NEWS & VIEWS
2022 was a turbulent year, with geopolitical tensions instigated by the war in Ukraine, economic instability leading to a global recession, and a UK government with a revolving door of prime ministers and officials. While there are hopes that 2023 will fare better, commentators are still cautious to predict a wholly positive outlook.
Political instability remains a key trend of 2023, as it was in 2022. Steen Jakobsen of Saxo Bank, has some ‘outrageous’ predictions including the resignation by French President Emmanuel Macron, in light of the growing strength of his opposition, and a possible review of Brexit. Though these are highly improbable, growing political turmoil, high unemployment and a “crushing recession” are more likely.
The war in Ukraine will also continue to have widespread impact, specifically on clean energy as the world seeks to wean itself off Russian gas and oil. However, news of a new coal mine in the UK (the first in 30 years) will add further fuel to the political instability within the country, as approval of the mine is seen as a step back from advancements in sustainability.
Regarding the economy, Mercer predict that inflation will peak in 2023, bringing some slight relief to investors as a result. The Confederation of British Industry however, forecast a contraction of the British economy by 0.4% with low levels of business investment. Goldman Sachs predict an even greater contraction of 1%, unavoidably throwing the UK into a recession, one that the Financial Times believes will be the worst of the G7 countries.
Looking to the rest of the world, Citi predict that US inflation will slow, yet global earnings per share will drop by 10%. China is forecasted by the International Monetary Fund (IMF) to struggle economically this year, as will “half of the European Union”.
Investment outlooks remain uncertain due to the risk of a global recession. While FT Adviser reports that a majority of advisers are not reducing risk in their portfolios, BNP Paribas note that global equities have meagre returns. Commentators from Rathbones, Hassium Asset Management and Elston Consulting, however, predict that bonds will be more attractive to investors this year, after faring poorly in 2022. Similarly, Sue Noffke of Schroders, sees the opportunities available for investors this year in both value and growth stocks.

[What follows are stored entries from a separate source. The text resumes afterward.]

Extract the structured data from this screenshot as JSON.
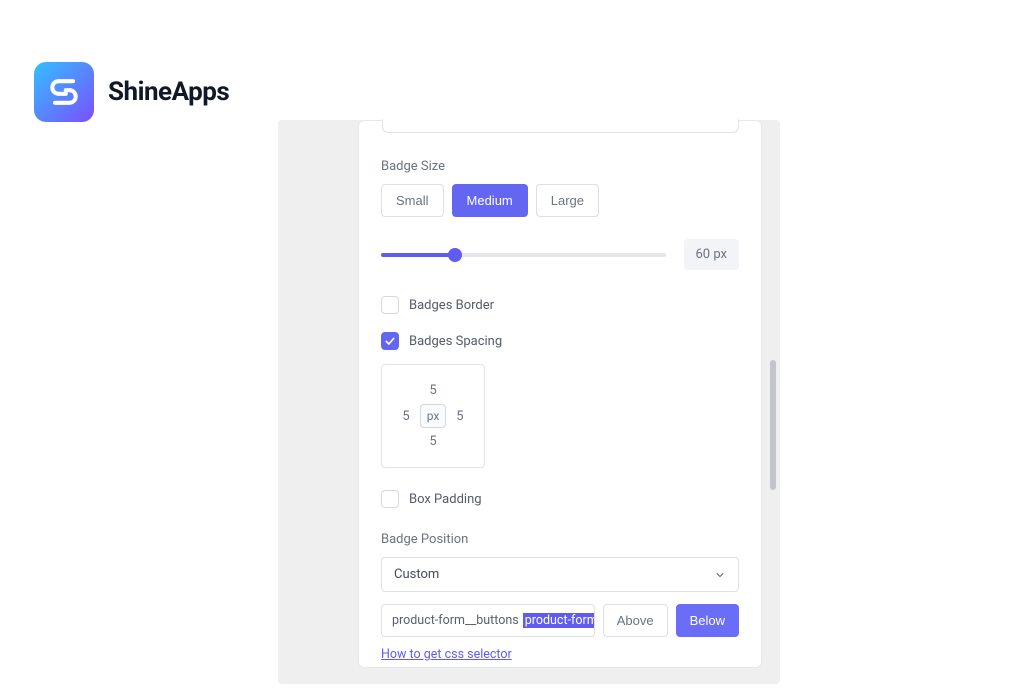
{
  "brand": {
    "name": "ShineApps"
  },
  "badge_size": {
    "label": "Badge Size",
    "options": [
      "Small",
      "Medium",
      "Large"
    ],
    "selected": "Medium",
    "slider_value": "60 px"
  },
  "badges_border": {
    "label": "Badges Border",
    "checked": false
  },
  "badges_spacing": {
    "label": "Badges Spacing",
    "checked": true,
    "top": "5",
    "right": "5",
    "bottom": "5",
    "left": "5",
    "unit": "px"
  },
  "box_padding": {
    "label": "Box Padding",
    "checked": false
  },
  "badge_position": {
    "label": "Badge Position",
    "selected": "Custom",
    "selector_prefix": "product-form__buttons ",
    "selector_highlight": "product-form_summit",
    "placement_options": [
      "Above",
      "Below"
    ],
    "placement_selected": "Below",
    "help_text": "How to get css selector"
  }
}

The technology industry will continue to develop in 2023, according to analysts, with a particular focus on cryptocurrencies and automation. The former is forecast to see wider-spread adoption, as crypto becomes a staple in the payments markets. The rise of application programming interfaces (APIs) will also allow more firms to automate their processes – this digitisation is predicted to lead to a greater need and opportunity for client interaction, especially within wealth management. This, however, will require companies to adjust to new technologies in order to stay competitive in the market.
Environment, Social and Governance (ESG) factors will continue to take a front seat in 2023 with growth in sustainable investing, greater efforts to combat greenwashing, and a rise in ESG regulations. This is, however, contrasted with forecasts that the private sector will have to take the lead in advancing ESG as government funding falls short. Read more of the expert predictions on ESG in our ETHiX article here.
While 2022 was a difficult year in most areas, many of these challenges are predicted to subside slightly this year. 2023 is forecast to see politics, the economy and investment still struggle, but move towards a better outlook.